10 years ago HP printer made a fool from me in front of whole office floor by enclosed driver installer >>demanding<< to have the network printer shared by whole floor connected via USB during installation on EACH computer. After 2 hours of attempts to install enclosed driver I was forced to come back again next day and install generic PCL drivers which actually supported installation via network without connecting printer via USB. Never I would touch HP printer again.
Only give your money to businesses who don't pull this stuff, like Brother. For $500 you can get an amazing laser printer / scanner combo from them that "just works", even wirelessly. I highly, highly recommend Brother.
They will keep doing this as long as it's profitable. They lure you in with a cheap printer and they're trying to make their money after the initial purchase.

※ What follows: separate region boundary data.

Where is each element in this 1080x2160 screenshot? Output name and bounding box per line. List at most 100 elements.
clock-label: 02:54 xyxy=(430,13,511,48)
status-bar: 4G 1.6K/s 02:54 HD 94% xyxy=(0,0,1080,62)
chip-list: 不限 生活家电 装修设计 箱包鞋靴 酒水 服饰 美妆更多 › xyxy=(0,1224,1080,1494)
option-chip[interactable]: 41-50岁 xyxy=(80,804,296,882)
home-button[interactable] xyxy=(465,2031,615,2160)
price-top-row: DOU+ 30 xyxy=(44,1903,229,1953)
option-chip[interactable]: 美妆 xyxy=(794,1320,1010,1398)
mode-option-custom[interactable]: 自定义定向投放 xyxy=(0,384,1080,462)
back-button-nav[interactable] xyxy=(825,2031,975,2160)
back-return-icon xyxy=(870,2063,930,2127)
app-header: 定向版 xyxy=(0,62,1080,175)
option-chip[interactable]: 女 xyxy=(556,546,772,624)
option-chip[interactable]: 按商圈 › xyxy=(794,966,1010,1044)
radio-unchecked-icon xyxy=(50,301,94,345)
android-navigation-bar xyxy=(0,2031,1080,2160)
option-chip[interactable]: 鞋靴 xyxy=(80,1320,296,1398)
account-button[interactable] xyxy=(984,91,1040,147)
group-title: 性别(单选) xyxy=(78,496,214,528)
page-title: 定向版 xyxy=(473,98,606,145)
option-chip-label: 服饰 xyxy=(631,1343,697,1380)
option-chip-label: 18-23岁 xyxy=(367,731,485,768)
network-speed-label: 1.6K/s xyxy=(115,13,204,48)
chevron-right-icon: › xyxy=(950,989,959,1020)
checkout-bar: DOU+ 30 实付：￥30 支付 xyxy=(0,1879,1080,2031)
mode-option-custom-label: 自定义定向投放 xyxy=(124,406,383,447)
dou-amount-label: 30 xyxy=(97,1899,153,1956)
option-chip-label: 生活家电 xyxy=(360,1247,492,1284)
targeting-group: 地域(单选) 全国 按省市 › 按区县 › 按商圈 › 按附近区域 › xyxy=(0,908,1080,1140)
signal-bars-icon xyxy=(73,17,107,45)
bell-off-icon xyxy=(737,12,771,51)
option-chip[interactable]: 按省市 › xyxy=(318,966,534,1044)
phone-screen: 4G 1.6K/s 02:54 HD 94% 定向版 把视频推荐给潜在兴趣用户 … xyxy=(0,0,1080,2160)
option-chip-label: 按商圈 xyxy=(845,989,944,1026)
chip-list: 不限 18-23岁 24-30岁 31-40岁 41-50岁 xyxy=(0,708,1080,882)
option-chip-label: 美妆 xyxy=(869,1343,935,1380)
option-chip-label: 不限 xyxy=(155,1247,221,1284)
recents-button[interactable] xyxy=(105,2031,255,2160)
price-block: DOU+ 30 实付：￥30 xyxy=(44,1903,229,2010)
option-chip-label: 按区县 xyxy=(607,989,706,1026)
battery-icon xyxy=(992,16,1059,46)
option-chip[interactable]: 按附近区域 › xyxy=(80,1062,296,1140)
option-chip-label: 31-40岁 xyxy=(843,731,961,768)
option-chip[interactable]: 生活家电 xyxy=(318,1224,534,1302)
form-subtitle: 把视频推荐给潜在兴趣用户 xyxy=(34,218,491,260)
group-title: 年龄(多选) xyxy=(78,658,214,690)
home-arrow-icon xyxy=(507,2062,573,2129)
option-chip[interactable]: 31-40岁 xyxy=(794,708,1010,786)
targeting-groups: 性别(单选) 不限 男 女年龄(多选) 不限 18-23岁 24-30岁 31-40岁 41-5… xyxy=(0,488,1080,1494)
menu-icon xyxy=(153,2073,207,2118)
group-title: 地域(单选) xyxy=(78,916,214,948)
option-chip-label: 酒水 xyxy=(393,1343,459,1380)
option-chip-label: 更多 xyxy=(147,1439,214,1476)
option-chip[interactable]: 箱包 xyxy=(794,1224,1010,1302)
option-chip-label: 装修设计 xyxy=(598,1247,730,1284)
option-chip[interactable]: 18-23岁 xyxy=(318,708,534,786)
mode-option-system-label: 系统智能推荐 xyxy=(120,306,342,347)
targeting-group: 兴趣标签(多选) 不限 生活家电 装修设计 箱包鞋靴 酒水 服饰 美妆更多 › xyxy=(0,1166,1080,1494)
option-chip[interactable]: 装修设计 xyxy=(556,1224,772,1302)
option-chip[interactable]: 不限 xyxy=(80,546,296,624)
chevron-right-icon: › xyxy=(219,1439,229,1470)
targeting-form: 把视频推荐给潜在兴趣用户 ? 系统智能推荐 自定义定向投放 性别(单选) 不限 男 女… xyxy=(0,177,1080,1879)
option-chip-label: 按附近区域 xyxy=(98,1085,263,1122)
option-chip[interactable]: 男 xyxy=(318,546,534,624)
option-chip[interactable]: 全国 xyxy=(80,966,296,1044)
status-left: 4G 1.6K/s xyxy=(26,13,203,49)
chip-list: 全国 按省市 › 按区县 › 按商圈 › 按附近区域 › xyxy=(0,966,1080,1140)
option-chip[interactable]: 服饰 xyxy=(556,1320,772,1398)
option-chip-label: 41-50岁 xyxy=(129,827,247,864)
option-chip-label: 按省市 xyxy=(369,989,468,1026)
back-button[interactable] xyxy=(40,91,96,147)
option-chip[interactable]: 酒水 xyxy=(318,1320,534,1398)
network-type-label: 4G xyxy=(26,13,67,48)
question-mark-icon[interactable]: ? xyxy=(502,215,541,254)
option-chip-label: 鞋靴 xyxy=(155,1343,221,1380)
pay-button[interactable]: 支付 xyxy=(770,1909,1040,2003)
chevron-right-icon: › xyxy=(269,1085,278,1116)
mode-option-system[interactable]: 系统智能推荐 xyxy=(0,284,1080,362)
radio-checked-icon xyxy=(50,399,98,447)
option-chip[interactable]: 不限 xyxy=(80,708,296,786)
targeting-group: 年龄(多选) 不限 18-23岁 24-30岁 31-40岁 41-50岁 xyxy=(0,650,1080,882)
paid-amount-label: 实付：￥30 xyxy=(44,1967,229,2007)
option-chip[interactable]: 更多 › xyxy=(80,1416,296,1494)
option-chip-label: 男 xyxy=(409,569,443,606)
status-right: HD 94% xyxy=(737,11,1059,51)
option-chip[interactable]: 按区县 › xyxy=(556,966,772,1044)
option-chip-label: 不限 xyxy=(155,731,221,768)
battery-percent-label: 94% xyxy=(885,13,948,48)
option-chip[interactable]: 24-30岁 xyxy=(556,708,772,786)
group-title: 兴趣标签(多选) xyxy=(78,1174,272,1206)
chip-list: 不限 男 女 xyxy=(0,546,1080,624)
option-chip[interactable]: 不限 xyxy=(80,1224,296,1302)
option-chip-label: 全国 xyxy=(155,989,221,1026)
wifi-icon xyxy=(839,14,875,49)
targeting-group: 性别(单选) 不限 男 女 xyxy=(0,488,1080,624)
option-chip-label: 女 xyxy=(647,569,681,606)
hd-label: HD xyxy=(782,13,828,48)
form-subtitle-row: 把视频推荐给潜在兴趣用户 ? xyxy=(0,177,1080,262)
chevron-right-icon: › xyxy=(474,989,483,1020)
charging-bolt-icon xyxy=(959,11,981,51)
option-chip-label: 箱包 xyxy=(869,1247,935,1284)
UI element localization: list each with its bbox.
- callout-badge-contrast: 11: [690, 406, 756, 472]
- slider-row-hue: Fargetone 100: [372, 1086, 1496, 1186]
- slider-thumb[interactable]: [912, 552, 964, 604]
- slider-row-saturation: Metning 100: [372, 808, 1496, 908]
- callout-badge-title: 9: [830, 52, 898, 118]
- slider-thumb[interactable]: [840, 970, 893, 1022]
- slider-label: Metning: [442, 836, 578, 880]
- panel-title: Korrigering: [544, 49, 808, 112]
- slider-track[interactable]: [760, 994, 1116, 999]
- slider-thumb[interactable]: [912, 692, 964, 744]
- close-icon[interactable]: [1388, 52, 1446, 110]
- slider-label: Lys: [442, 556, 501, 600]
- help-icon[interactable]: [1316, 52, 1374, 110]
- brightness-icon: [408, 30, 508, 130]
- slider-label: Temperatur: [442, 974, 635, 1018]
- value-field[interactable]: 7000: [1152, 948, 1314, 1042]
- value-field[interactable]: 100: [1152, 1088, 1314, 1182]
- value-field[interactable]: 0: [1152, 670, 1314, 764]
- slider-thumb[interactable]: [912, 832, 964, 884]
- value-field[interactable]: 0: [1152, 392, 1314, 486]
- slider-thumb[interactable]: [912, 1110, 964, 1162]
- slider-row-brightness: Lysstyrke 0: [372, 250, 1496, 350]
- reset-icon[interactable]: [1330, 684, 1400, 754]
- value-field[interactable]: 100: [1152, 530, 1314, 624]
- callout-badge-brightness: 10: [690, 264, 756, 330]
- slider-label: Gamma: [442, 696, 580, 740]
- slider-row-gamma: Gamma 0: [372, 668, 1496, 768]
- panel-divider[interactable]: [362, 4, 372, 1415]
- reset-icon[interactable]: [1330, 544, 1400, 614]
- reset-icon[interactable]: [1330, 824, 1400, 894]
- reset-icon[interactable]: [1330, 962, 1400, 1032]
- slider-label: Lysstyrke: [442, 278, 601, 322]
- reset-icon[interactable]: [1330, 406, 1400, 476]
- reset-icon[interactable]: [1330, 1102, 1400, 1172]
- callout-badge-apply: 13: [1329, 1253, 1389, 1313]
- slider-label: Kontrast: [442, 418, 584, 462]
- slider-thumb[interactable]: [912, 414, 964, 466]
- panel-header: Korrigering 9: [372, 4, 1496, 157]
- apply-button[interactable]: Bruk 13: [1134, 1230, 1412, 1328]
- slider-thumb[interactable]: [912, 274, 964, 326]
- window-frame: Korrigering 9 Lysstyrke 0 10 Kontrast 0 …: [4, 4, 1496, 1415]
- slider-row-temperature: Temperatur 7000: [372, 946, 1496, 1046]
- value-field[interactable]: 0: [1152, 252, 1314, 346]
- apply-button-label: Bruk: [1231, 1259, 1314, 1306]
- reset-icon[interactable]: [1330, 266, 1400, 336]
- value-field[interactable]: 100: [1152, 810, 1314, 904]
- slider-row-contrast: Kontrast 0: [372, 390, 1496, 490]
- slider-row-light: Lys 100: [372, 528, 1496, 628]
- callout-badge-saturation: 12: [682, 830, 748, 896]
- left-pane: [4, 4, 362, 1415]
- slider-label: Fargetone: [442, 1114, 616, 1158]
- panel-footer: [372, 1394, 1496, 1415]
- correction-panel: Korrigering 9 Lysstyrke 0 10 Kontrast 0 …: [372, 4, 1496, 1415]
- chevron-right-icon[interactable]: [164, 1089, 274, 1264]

Create a crypto currency wallet controlled by a quorum of about 5 somewhat trustworthy online tech people. Allow everyone who has been wronged by HP to willingly chip in a few $ worth to the pot. Publicly state that the quorum will award the funds to the first person to crack the security and defeat the cartridge. Precisely define the terms and acceptable attack vectors. If no one has a total defeat within say 1 year award the bounty to partial hacks that e.g extend the cartridge beyond the original uses, etc.
Another poster below mentioned Brother. I second this, I've owned cannon most of my life, but my best friend's parents hp. As the "Rev come fix our x guy", hp troubleshooting has 9 out of 10 times come down to crappy software and post purchase monetization. Both hp and Canon companies have gone the route of requiring nasty software to leverage basic functionality. Canon is way less egregious, but the point I'm getting to is support the company doing things you feel best. Brother printers have become the only choice in my household.
people have been crapping on HP printers since at least 2003. On every single ancient forum, on every single message board, on digg, Reddit, etc.
it's quite literally on "you" if you're still buying HP printers at this point. You have absolutely no one to blame but yourself. This is what they do. This is how they operate. So stop giving them money. There are so many great alternatives. go get a Brother laser printer.